The commission has many high-profile people on it including: ASCL’s general secretary Geoff Barton; former Ofsted chief inspector Christine Gilbert; joint general secretary of the NEU teaching union Kevin Courtney; expert in high-performance learning Deborah Eyre; former Commons Education Select Committee chair Neil Carmichael, and headteacher Ed Vainker.
It will be chaired by Teach First co-founder Jo Owen.
Aiming for a 'world-class' system
Ms Moran has said she does not want the commission to be party-political and she is not sitting on it herself.
She said: “Many of the children being born now will live to see the 22nd century. We cannot drive to the future by looking to the past: we need a clear vision of the future perfect and then build a road map for how we get there.
"Parts of our system are already seen as world-class: let’s make sure the entire system is world class."
The commission is expected to produce an interim report in a few months and a final report “in a bit over a year.”
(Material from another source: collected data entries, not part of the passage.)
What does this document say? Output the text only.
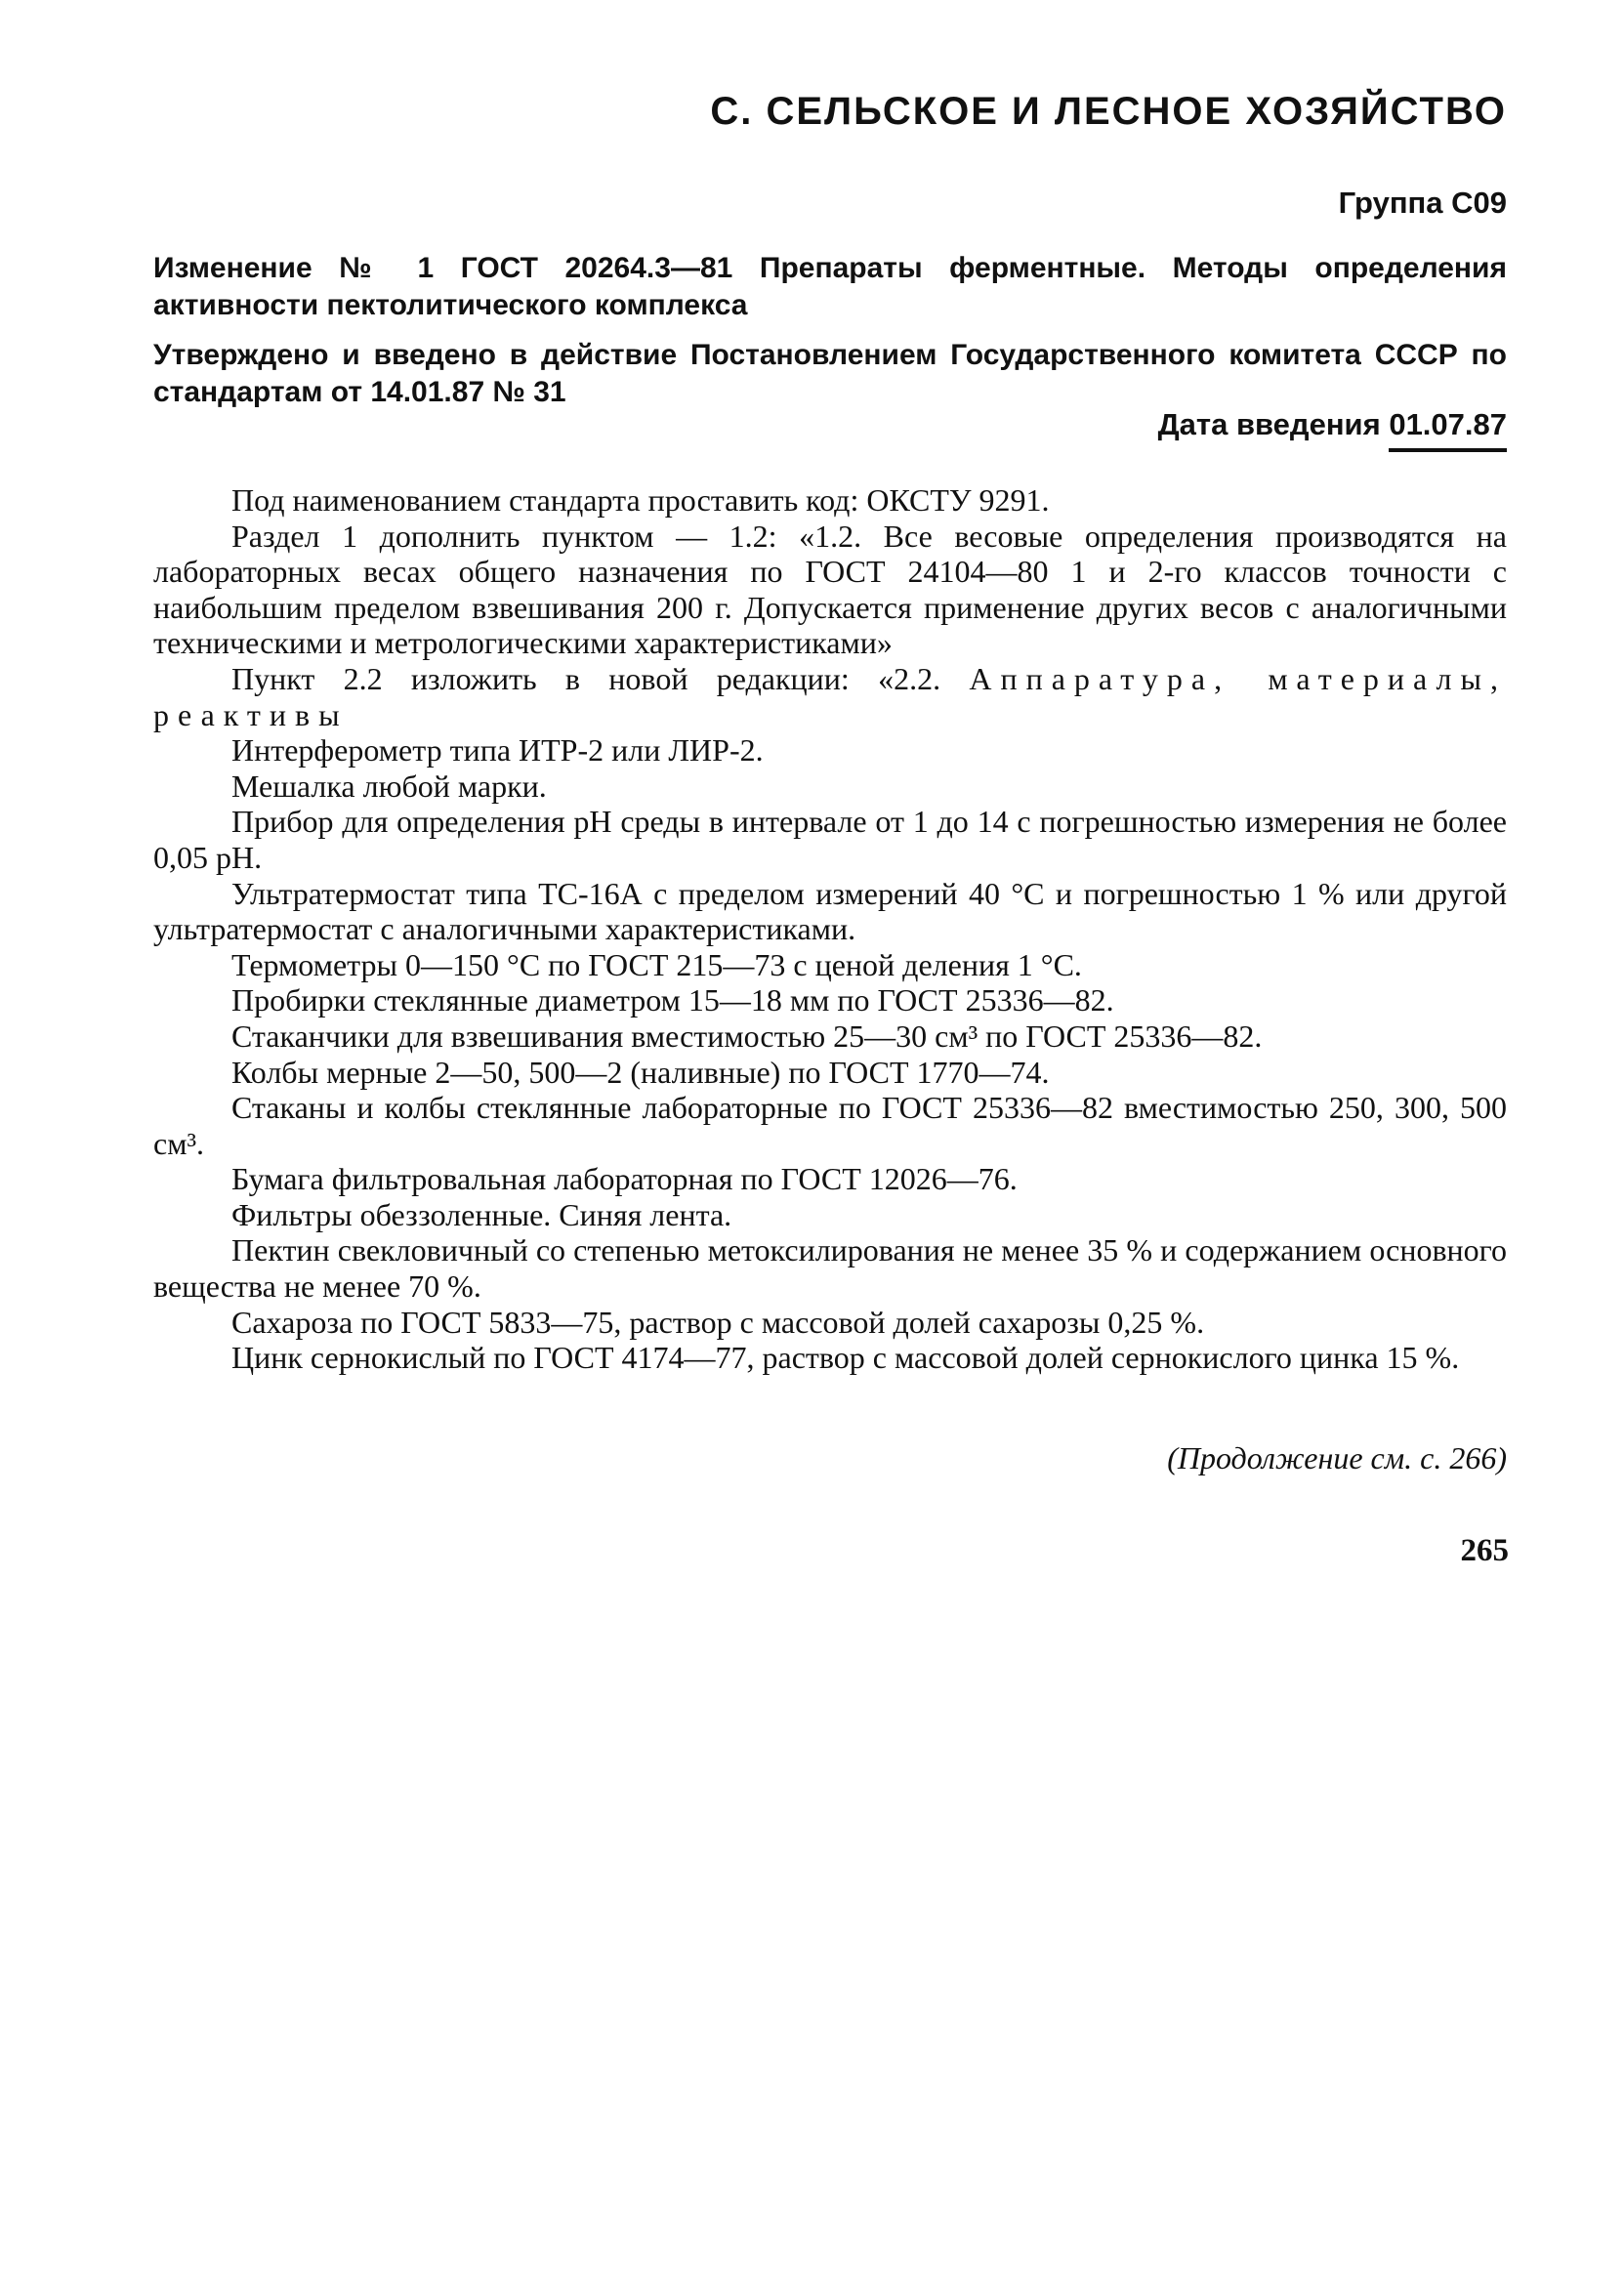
С. СЕЛЬСКОЕ И ЛЕСНОЕ ХОЗЯЙСТВО
Группа С09
Изменение № 1 ГОСТ 20264.3—81 Препараты ферментные. Методы определения активности пектолитического комплекса
Утверждено и введено в действие Постановлением Государственного комитета СССР по стандартам от 14.01.87 № 31
Дата введения 01.07.87

Под наименованием стандарта проставить код: ОКСТУ 9291.

Раздел 1 дополнить пунктом — 1.2: «1.2. Все весовые определения производятся на лабораторных весах общего назначения по ГОСТ 24104—80 1 и 2-го классов точности с наибольшим пределом взвешивания 200 г. Допускается применение других весов с аналогичными техническими и метрологическими характеристиками»

Пункт 2.2 изложить в новой редакции: «2.2. Аппаратура, материалы, реактивы

Интерферометр типа ИТР-2 или ЛИР-2.

Мешалка любой марки.

Прибор для определения pH среды в интервале от 1 до 14 с погрешностью измерения не более 0,05 pH.

Ультратермостат типа ТС-16А с пределом измерений 40 °С и погрешностью 1 % или другой ультратермостат с аналогичными характеристиками.

Термометры 0—150 °С по ГОСТ 215—73 с ценой деления 1 °С.

Пробирки стеклянные диаметром 15—18 мм по ГОСТ 25336—82.

Стаканчики для взвешивания вместимостью 25—30 см³ по ГОСТ 25336—82.

Колбы мерные 2—50, 500—2 (наливные) по ГОСТ 1770—74.

Стаканы и колбы стеклянные лабораторные по ГОСТ 25336—82 вместимостью 250, 300, 500 см³.

Бумага фильтровальная лабораторная по ГОСТ 12026—76.

Фильтры обеззоленные. Синяя лента.

Пектин свекловичный со степенью метоксилирования не менее 35 % и содержанием основного вещества не менее 70 %.

Сахароза по ГОСТ 5833—75, раствор с массовой долей сахарозы 0,25 %.

Цинк сернокислый по ГОСТ 4174—77, раствор с массовой долей сернокислого цинка 15 %.

(Продолжение см. с. 266)
265
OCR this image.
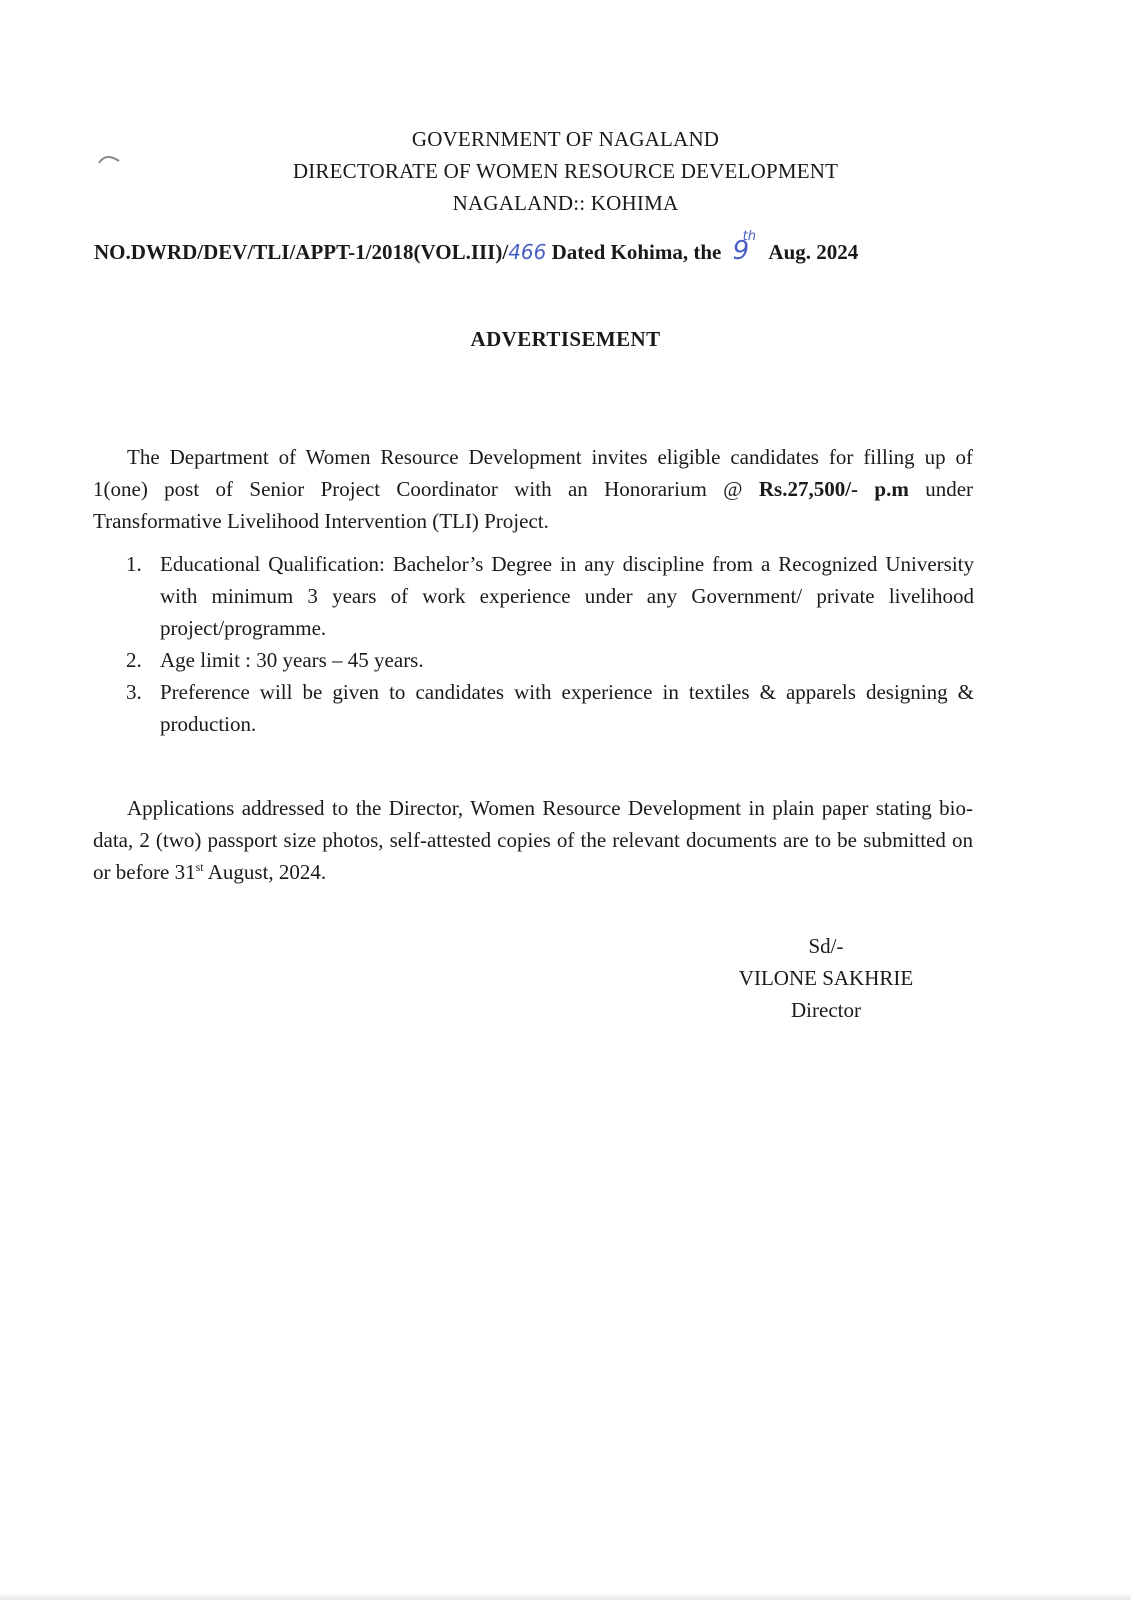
GOVERNMENT OF NAGALAND
DIRECTORATE OF WOMEN RESOURCE DEVELOPMENT
NAGALAND:: KOHIMA
NO.DWRD/DEV/TLI/APPT-1/2018(VOL.III)/466 Dated Kohima, the 9
th
Aug. 2024
ADVERTISEMENT

The Department of Women Resource Development invites eligible candidates for filling up of 1(one) post of Senior Project Coordinator with an Honorarium @ Rs.27,500/- p.m under Transformative Livelihood Intervention (TLI) Project.

1. Educational Qualification: Bachelor’s Degree in any discipline from a Recognized University with minimum 3 years of work experience under any Government/ private livelihood project/programme.
2. Age limit : 30 years – 45 years.
3. Preference will be given to candidates with experience in textiles & apparels designing & production.

Applications addressed to the Director, Women Resource Development in plain paper stating bio-data, 2 (two) passport size photos, self-attested copies of the relevant documents are to be submitted on or before 31st August, 2024.

Sd/-
VILONE SAKHRIE
Director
Ms Moran urged the teaching profession to get involved by answering calls for evidence as the commission carries out work towards final report
She said: “That report will articulate a vision of that future-perfect end product with first steps for how we get there.
“And then, I want every political party to steal these ideas.
“So my message to Damian Hinds of the Conservative Party, Angela Rayner of the Labour Party and anyone else listening, is that we need to work together to reset the education debate in this country."
She added: "Imagine where would we be now if, over the past 30 years, we had slowly, slowly reformed towards a common, evidenced, goal? That’s what I want to do.”
Speaking to the assembled school leaders, Ms Moran said she was a school governor and former maths and physics teacher and “missed the job like hell”.